Secondly, The Three Bs are implemented through play-based experiences, a fact that should empower parents to know that fun, games and exploration have more importance in a child’s early years than a house full of ‘toys’.

And lastly, the EYLF represents a swing away from rote learning and formal ‘teaching’ in a child’s early years. Rather the framework has a strong emphasis on developing communication and language as well as social and emotional well-being. https://www.mychild.gov.au/agenda/early-years-framework


Now this all sounds good but most parents just want to know, if they want to implement The Three Bs in their own home, HOW does this look and WHAT is involved?

Below are a few simple examples of ways you can implement The Three Bs in your home, with ease.



Building a sense of belonging within your children’s lives is all about helping them understand ‘where and with whom they belong’ (The Early Years Learning Framework For Australia. Commonwealth of Australia 2009. P.g. 7). A fun way to encourage this is by printing family photos and placing them on your fridge at home. Try and have a picture of each member of your immediate and extended family, as well as pictures of your child/children with different family members.

Babies and toddlers love looking at photos of different faces and although they may not be able to name the people in the early days, an adult naming the faces is a fun game to play with them when they are sitting having some food. It also encourages them to recognise familiar faces when they see them at family functions and therefore, supports a sense of belonging.



‘Childhood is a time to be, to seek and make meaning of the world.’ (The Early Years Learning Framework For Australia. Commonwealth of Australia 2009. P.g. 7) Developing a strong sense of Being is all about enjoying the here and now and making the most of everyday experiences.

We only get to be children once and so it is important as parents, we help our children enjoy the time.

A great way to develop this within your home is by taking some time each day to add a bit of ‘silly’ into your life. Kids love funny noises, make-believe play and crazy games. So… laugh with them, surprise them by putting on a funny voice and stomping around the house. Or pretend you are a tickle monster and let them roll around on a bed while you tickle them.

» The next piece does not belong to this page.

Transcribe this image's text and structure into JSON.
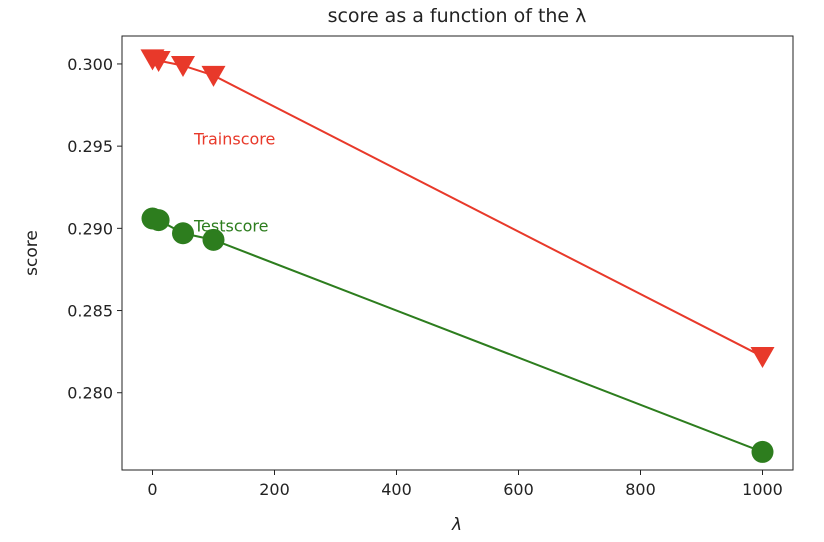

Or even try having a conversation made up of funny noises rather than words. Find your inner child and delight in some giggles with your little one.



Incorporating Becoming into your life is all about encouraging learning (The Early Years Learning Framework For Australia. Commonwealth of Australia 2009. P.g. 7).

Now this doesn’t mean sitting down and spending a day ‘learning’ how to count to ten, for example.

Learning should be through play. If we keep counting as our example there are a multitude of ways to encourage your child to know the forward and backward number sequence to ten, through fun and play, without any formal ‘learning’. Some examples would be playing rocket ships. Babies can be held on a couch, toddlers and preschoolers can crouch, then count down from five or ten and then BLAST OFF! Jumping up in the air or into your arms if on a couch.

Nursery rhymes are another lovely way to encourage incidental ‘learning’. For example rhymes such as Baa, Baa Black Sheep or Five little ducks help teach a child the counting sequence to three and down from five, through fun song and rhyme.


‘The Framework’s vision is for all children to experience play-based learning that is engaging and builds success for life’  (The Early Years Learning Framework For Australia. Commonwealth of Australia 2009. P.g. 7)

Remember The Three Bs and you’ll be working towards this vision within your own home.